My last lesson in presence was five years ago. I had just lost my 17-year-old sister, Chantal, in a car accident. After many evenings spent nursing myself on the couch with Grey’s Anatomy reruns and BBQ potato chips, I found myself at a dance class. I stumbled awkwardly through the routine, but that didn’t matter. I had found a moment of joy, a moment of presence. A break from my own head. As I write this letter, it is the eve of what would be Chantal’s 23rd birthday, and I’ve just had another lesson in presence.
My side hustle recently became my main hustle. I quit my full-time job and propelled myself full speed into the launch of Vancouver’s Formation Studio with the mission of helping others find presence through dance movement, just as I had in the depths of my grief.

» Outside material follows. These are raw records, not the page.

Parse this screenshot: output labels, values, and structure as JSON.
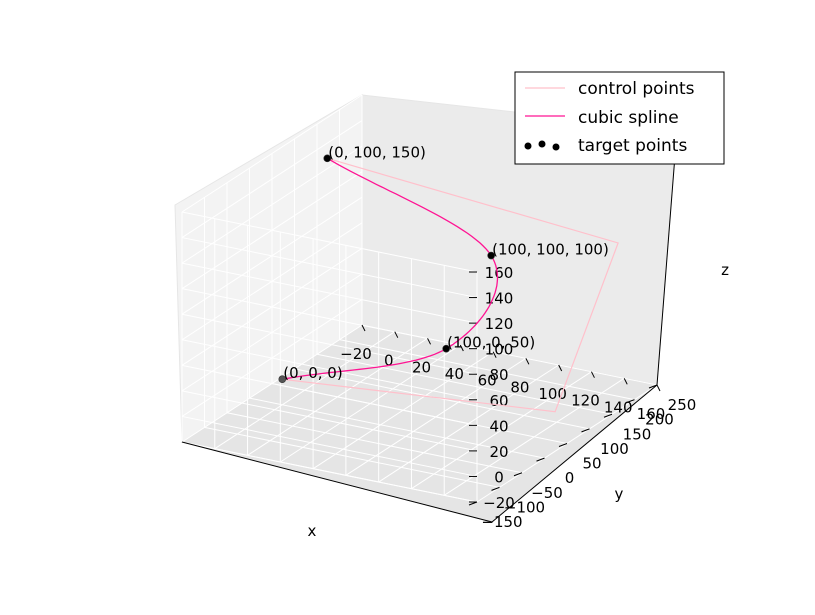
{
  "chart_data": {
    "type": "line",
    "projection": "3d",
    "xlabel": "x",
    "ylabel": "y",
    "zlabel": "z",
    "xlim": [
      -20,
      160
    ],
    "ylim": [
      -150,
      250
    ],
    "zlim": [
      -20,
      160
    ],
    "x_ticks": [
      -20,
      0,
      20,
      40,
      60,
      80,
      100,
      120,
      140,
      160
    ],
    "y_ticks": [
      -150,
      -100,
      -50,
      0,
      50,
      100,
      150,
      200,
      250
    ],
    "z_ticks": [
      -20,
      0,
      20,
      40,
      60,
      80,
      100,
      120,
      140,
      160
    ],
    "grid": true,
    "legend_position": "top-right",
    "series": [
      {
        "name": "control points",
        "kind": "line",
        "color": "#ffc0cb",
        "points": [
          [
            0,
            0,
            0
          ],
          [
            150,
            60,
            0
          ],
          [
            150,
            200,
            100
          ],
          [
            0,
            100,
            150
          ]
        ]
      },
      {
        "name": "cubic spline",
        "kind": "line",
        "color": "#ff1493",
        "points": [
          [
            0,
            0,
            0
          ],
          [
            100,
            0,
            50
          ],
          [
            100,
            100,
            100
          ],
          [
            0,
            100,
            150
          ]
        ]
      },
      {
        "name": "target points",
        "kind": "scatter",
        "color": "#000000",
        "points": [
          [
            0,
            0,
            0
          ],
          [
            100,
            0,
            50
          ],
          [
            100,
            100,
            100
          ],
          [
            0,
            100,
            150
          ]
        ]
      }
    ],
    "annotations": [
      {
        "point": [
          0,
          0,
          0
        ],
        "text": "(0, 0, 0)"
      },
      {
        "point": [
          100,
          0,
          50
        ],
        "text": "(100, 0, 50)"
      },
      {
        "point": [
          100,
          100,
          100
        ],
        "text": "(100, 100, 100)"
      },
      {
        "point": [
          0,
          100,
          150
        ],
        "text": "(0, 100, 150)"
      }
    ]
  }
}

The change to being a full-time entrepreneur has provided a new perspective on presence in the context of how I move through my day.
Before, I often found myself working frantically with a head full of thoughts, commitments, and priorities to juggle. My mind would jump to the tasks ahead of me before I was finished with the task at hand. It would feel like I was sucking at one thing and then before I was finished I would change directions and start sucking at the next thing on my list. I hadn’t yet realized that doing the most didn’t necessarily equal my best.
But at the end of my first day as a full-time entrepreneur, I realized that while tactically much of my day was the same, I was now fully present and focused on just one task at a time. This presence is what I had been missing. I was so caught up trying not to let anyone down that I couldn’t be present with my tasks.
Moving our bodies often provides a pocket of time where we are focused solely on the moment we’re in. For me, dance is where my mind and body align as soon as the music plays. But there is tremendous power in moving through our entire lives with this sense of presence. All of our task lists are seemingly never ending. But if we can live in each moment for as long as we need to before we move on, it allows us to be present with what we are doing. At the end of the day, we fall asleep exhausted but fulfilled; we’ve given each person we’ve interacted with and each task we’ve tackled the full attention it deserved.